Indépendamment de toutes ces annonces, l’impact de Zena Airlines peut s’avérer tout aussi positif pour les porte-monnaies du département. « Un billet à 740 euros, acheté auprès d’une compagnie aérienne locale, aura 312 euros de retombées pour l’économie mahoraise », indique la consultante d’Airbus Consulting. Même son de cloche concernant l’emploi. L’étude table sur près de 800 embauches : 100 directes, 160 indirectes, 119 induites et 397 catalytiques dans le secteur du tourisme. « Le développement du transport aérien va participer au développement de toute l’île », conclut Julien Novou, qui espère voir l’offre hôtelière suivre. Avec un envol prévu au premier semestre 2022, ça décoiffe déjà dans toutes les têtes !
Zena Airlines, une entreprise éco-responsable
Le transport aérien au service de l’environnement. L’image peut prêter à sourire et pourtant c’est bel et bien le désir des frères Novou. « Si une entreprise de premier plan ne prend pas en main cette problématique, qui le fera ? Les institutions ne suffisent pas », insiste Régis, qui apporte une attention toute particulière à cette cause. Ainsi, la compagnie souhaite fédérer la population aux enjeux environnementaux en lien avec le tissu associatif et créer un service de système de management à l’environnement directement rattaché à la direction générale. Mais surtout, elle compte mettre en place des suivis éco-responsables des partenaires, mener des politiques d’actions en local et à l’international – « dans la forêt du Gabon ou en Amazonie par exemple » – et intégrer la norme ISO 14001 sous trois ans, qui « oblige l’entreprise à toujours s’améliorer ». Si en plus de permettre aux Mahorais de voyager plus sereinement, Zena Airlines s’engage de manière pérenne sur le chemin de l’environnement, elle risque de convraince les derniers sceptiques au projet.
Quels avions pour la compagnie aérienne ?

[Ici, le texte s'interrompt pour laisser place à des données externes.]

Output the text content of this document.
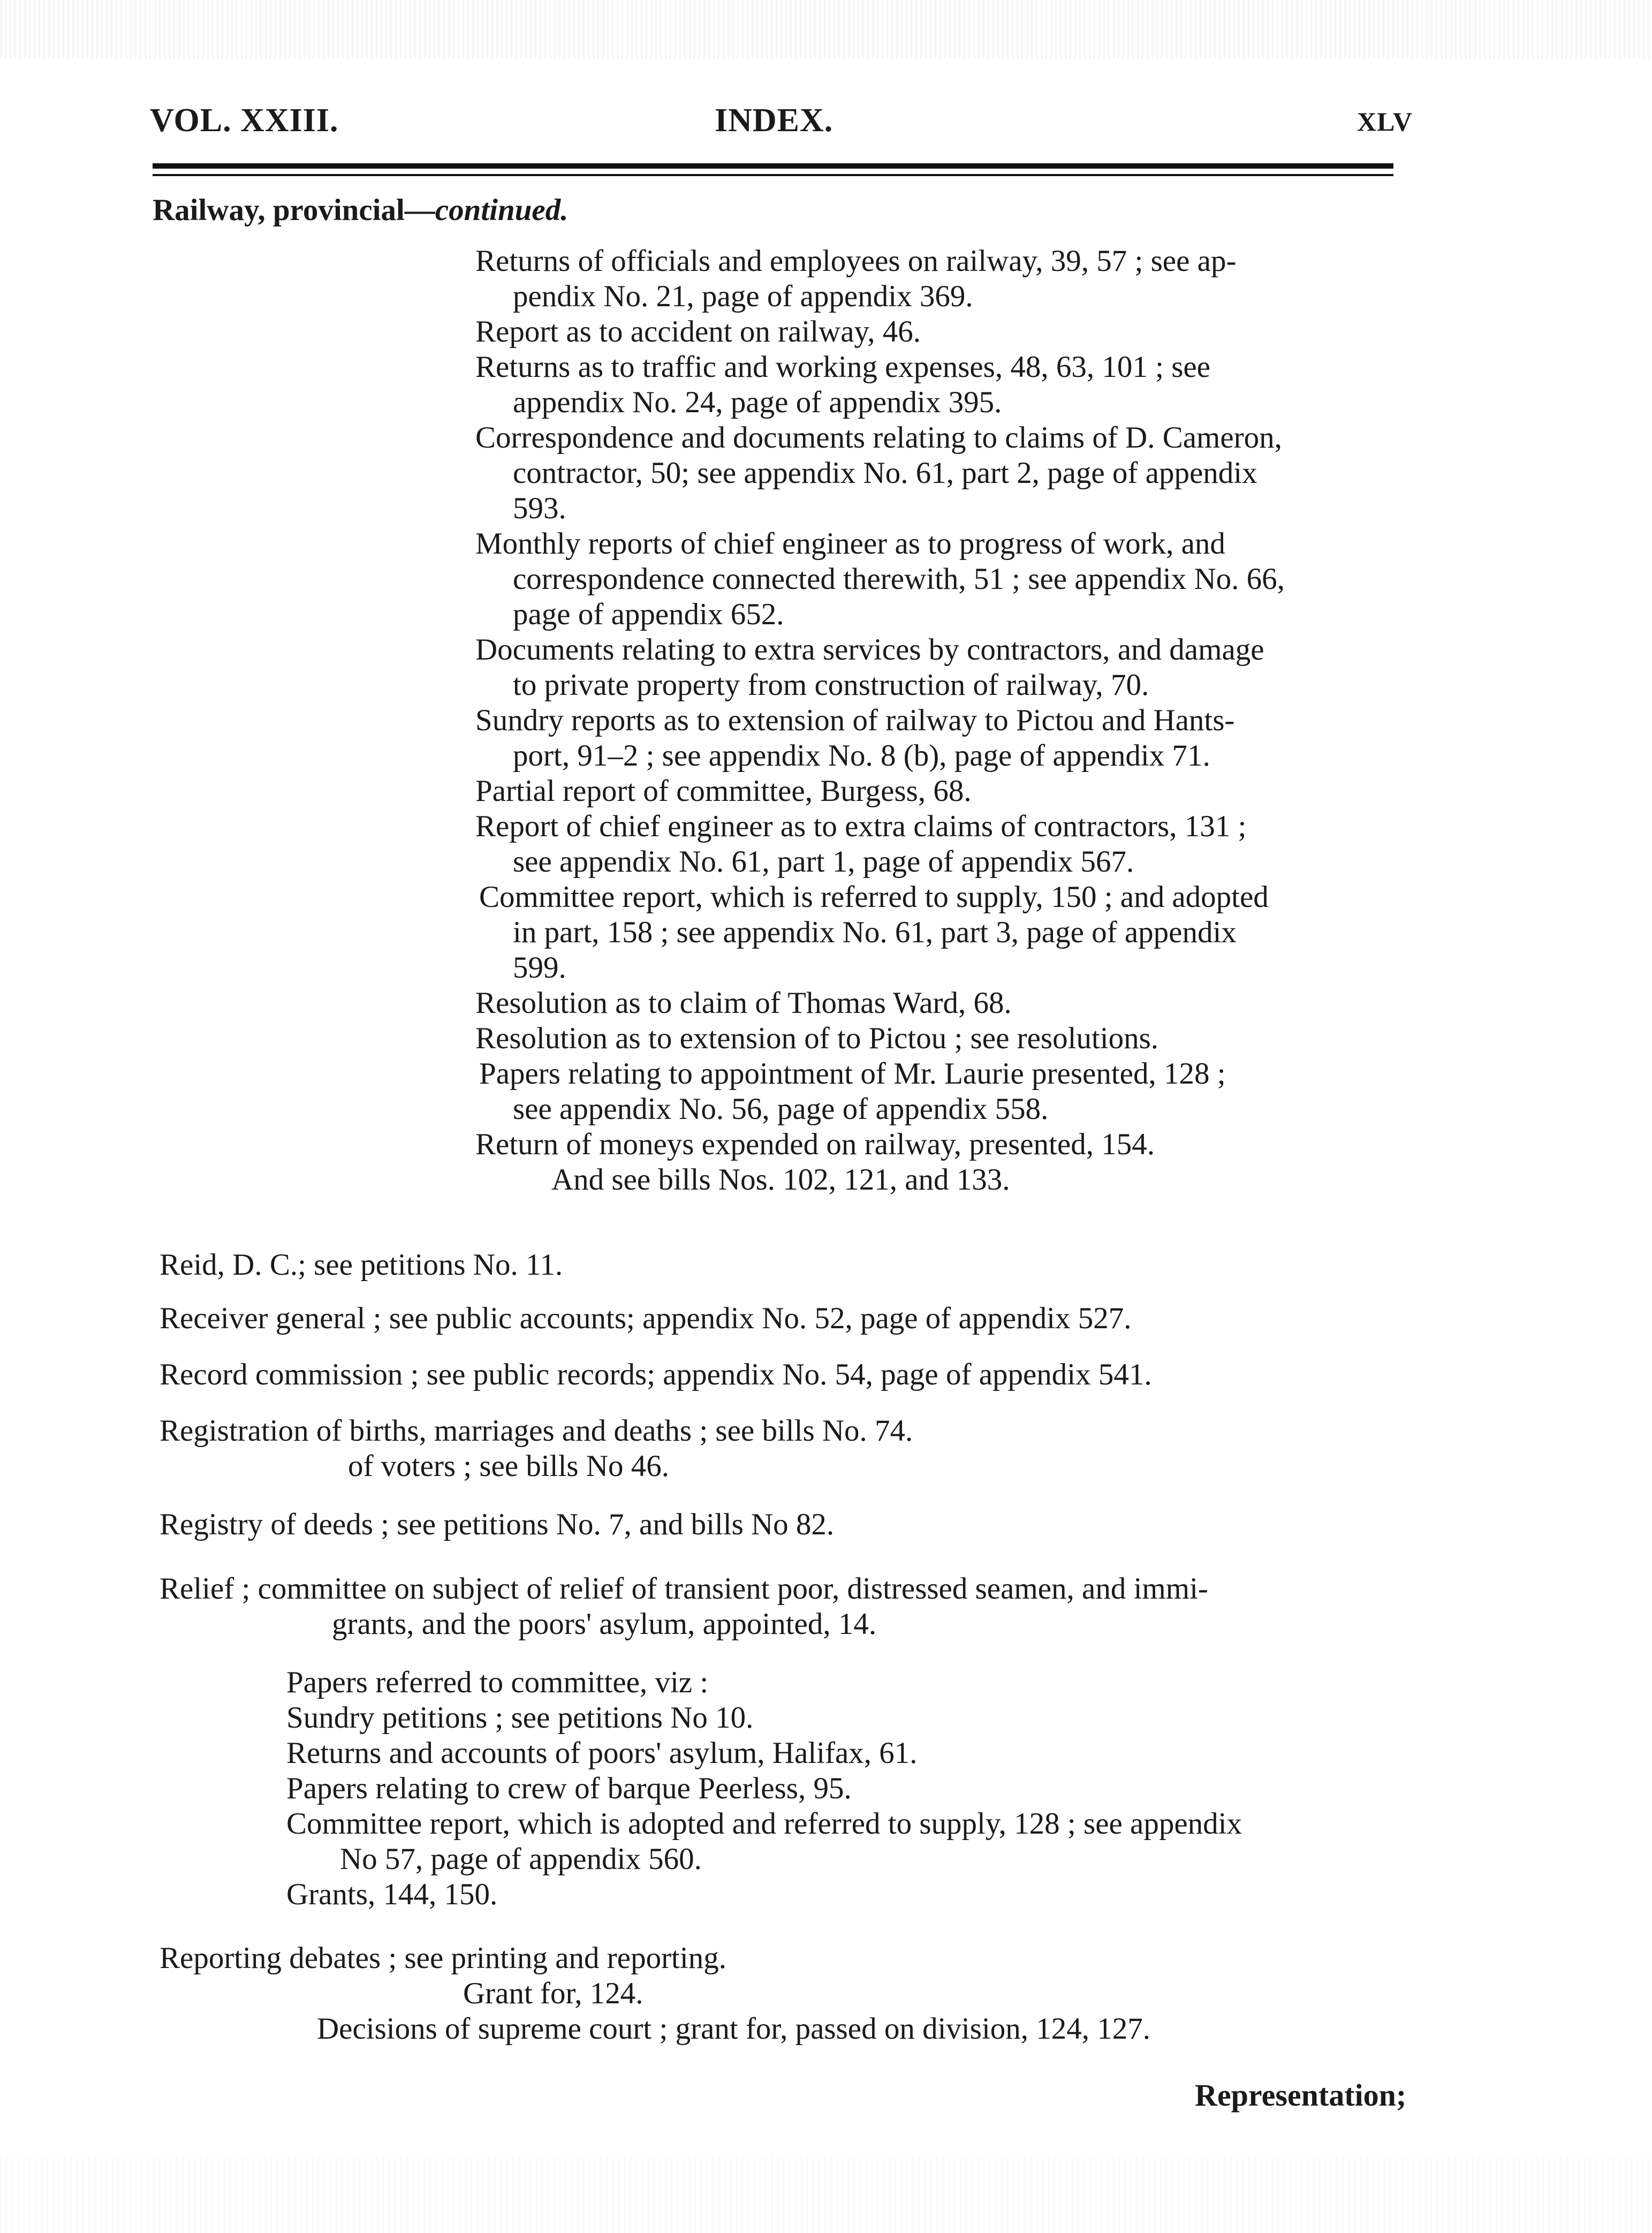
VOL. XXIII.	INDEX.	XLV
Railway, provincial—continued.
Returns of officials and employees on railway, 39, 57 ; see ap-
pendix No. 21, page of appendix 369.
Report as to accident on railway, 46.
Returns as to traffic and working expenses, 48, 63, 101 ; see
appendix No. 24, page of appendix 395.
Correspondence and documents relating to claims of D. Cameron,
contractor, 50; see appendix No. 61, part 2, page of appendix
593.
Monthly reports of chief engineer as to progress of work, and
correspondence connected therewith, 51 ; see appendix No. 66,
page of appendix 652.
Documents relating to extra services by contractors, and damage
to private property from construction of railway, 70.
Sundry reports as to extension of railway to Pictou and Hants-
port, 91–2 ; see appendix No. 8 (b), page of appendix 71.
Partial report of committee, Burgess, 68.
Report of chief engineer as to extra claims of contractors, 131 ;
see appendix No. 61, part 1, page of appendix 567.
Committee report, which is referred to supply, 150 ; and adopted
in part, 158 ; see appendix No. 61, part 3, page of appendix
599.
Resolution as to claim of Thomas Ward, 68.
Resolution as to extension of to Pictou ; see resolutions.
Papers relating to appointment of Mr. Laurie presented, 128 ;
see appendix No. 56, page of appendix 558.
Return of moneys expended on railway, presented, 154.
And see bills Nos. 102, 121, and 133.
Reid, D. C.; see petitions No. 11.
Receiver general ; see public accounts; appendix No. 52, page of appendix 527.
Record commission ; see public records; appendix No. 54, page of appendix 541.
Registration of births, marriages and deaths ; see bills No. 74.
of voters ; see bills No 46.
Registry of deeds ; see petitions No. 7, and bills No 82.
Relief ; committee on subject of relief of transient poor, distressed seamen, and immi-
grants, and the poors' asylum, appointed, 14.
Papers referred to committee, viz :
Sundry petitions ; see petitions No 10.
Returns and accounts of poors' asylum, Halifax, 61.
Papers relating to crew of barque Peerless, 95.
Committee report, which is adopted and referred to supply, 128 ; see appendix
No 57, page of appendix 560.
Grants, 144, 150.
Reporting debates ; see printing and reporting.
Grant for, 124.
Decisions of supreme court ; grant for, passed on division, 124, 127.
Representation;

« Nous sommes encore au stade des demi-finales », sourit Régis Novou. Quatre avions sont encore en lice. Le A330 et le B787 présentent « les mêmes avantages et inconvénients ». Ainsi, il faudrait retirer quelques sièges pour voler en direct vers Mayotte et réaliser une escale vers la métropole. Le B737 et le A321 ont un rayon d’action beaucoup plus restreint et exigent des escales à l’aller et au retour. Toutefois, « les coûts d’utilisation sont plus faibles puisqu’ils demandent moins de carburant et de personnel naviguant ». À l’heure actuelle, aucune décision n’est arrêtée. « Un appareil d’avant crise Covid nous revient désormais au prix de trois », souligne Julien Novou. Une option reste définitivement sur la touche : Zena Airlines ne volera pas avec des avions neufs, en raison d’un carnet de commande saturé jusqu’en 2027. La compagnie aérienne procédera à du leasing.